Nelle sue tavole verbo-visuali Fontana assembla parole e immagini provenienti da quotidiani e rotocalchi che risalgono ai tempi del 1966.
Il poeta si accorge che la tecnica del collage, intesa in senso classico, è limitante per le sue esigenze espressive, così nel realizzare le ottanta tavole, che poi comporranno il libro d'artista Radio/Dramma, unisce a immagini provenienti dal mondo della comunicazione di massa, brani dattiloscritti a cui aggiunge e sovrappone annotazioni, cancellature e disegni.
La sua creatività lo spinge a superare i limiti imposti dalla parola scritta e coinvolge quindi spazio, suono e gesto.
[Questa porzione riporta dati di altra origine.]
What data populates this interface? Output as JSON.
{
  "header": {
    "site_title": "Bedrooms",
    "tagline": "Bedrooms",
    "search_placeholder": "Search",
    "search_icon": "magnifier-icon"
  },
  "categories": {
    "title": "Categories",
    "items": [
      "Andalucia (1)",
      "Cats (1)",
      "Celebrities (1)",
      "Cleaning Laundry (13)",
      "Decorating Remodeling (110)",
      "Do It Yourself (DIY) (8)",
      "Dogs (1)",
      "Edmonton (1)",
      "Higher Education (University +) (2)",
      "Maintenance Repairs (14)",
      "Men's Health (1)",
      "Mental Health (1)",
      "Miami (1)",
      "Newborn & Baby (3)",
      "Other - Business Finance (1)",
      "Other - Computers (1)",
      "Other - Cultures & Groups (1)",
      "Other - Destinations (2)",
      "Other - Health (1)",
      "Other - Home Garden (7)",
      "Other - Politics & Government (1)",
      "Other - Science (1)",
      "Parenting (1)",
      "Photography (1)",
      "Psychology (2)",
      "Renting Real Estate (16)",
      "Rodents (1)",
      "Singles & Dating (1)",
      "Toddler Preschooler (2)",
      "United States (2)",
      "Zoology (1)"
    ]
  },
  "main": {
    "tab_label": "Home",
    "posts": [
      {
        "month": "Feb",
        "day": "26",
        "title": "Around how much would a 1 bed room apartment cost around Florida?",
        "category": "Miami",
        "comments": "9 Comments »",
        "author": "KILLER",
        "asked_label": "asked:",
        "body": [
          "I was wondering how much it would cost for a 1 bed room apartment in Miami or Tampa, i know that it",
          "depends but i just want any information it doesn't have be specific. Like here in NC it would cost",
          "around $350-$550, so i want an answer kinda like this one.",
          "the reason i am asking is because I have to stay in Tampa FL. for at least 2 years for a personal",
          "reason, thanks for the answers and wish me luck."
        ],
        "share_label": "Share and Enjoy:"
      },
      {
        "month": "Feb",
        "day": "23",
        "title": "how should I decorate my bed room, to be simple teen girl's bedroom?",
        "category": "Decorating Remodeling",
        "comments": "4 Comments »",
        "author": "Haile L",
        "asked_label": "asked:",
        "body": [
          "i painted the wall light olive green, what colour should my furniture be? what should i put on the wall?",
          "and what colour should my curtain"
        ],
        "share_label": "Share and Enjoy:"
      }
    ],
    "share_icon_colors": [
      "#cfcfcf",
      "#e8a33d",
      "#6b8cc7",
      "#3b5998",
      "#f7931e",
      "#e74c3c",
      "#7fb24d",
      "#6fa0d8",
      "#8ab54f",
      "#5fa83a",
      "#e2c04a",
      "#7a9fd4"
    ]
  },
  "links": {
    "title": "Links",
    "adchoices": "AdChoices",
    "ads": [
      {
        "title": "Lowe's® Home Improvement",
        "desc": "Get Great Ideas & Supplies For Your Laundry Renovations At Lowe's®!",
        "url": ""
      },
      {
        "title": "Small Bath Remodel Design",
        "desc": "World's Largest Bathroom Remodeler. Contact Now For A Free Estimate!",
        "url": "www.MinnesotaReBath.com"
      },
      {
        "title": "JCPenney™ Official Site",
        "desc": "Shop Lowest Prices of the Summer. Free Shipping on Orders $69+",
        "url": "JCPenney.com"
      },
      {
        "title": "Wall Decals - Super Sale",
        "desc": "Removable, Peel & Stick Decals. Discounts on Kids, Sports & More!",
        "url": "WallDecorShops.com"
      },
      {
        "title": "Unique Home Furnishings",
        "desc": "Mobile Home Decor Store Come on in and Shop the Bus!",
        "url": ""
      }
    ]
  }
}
Nascono così le sue forme espressive legate al teatro, al video e alla sperimentazione audio.
Riesce così a racchiudere nelle sue performance tutte le sue precedenti esperienze di attore, regista e poeta sonoro.
Giovanni Fontana non si riconosce quindi all'interno di una specifica corrente artistica e si definisce un "poliartista". Per differenziare la sua esperienza da quella verbo visuale conia il termine "poesia pre-testuale".
Nasce così una nuova disciplina capace di servirsi di differenti linguaggi.
La scelta di utilizzare un medium per veicolare un'idea non è per Fontana un'operazione definitiva, ma uno stimolo per riuscire a sviluppare ulteriormente il medesimo lavoro, attraverso un altro mezzo.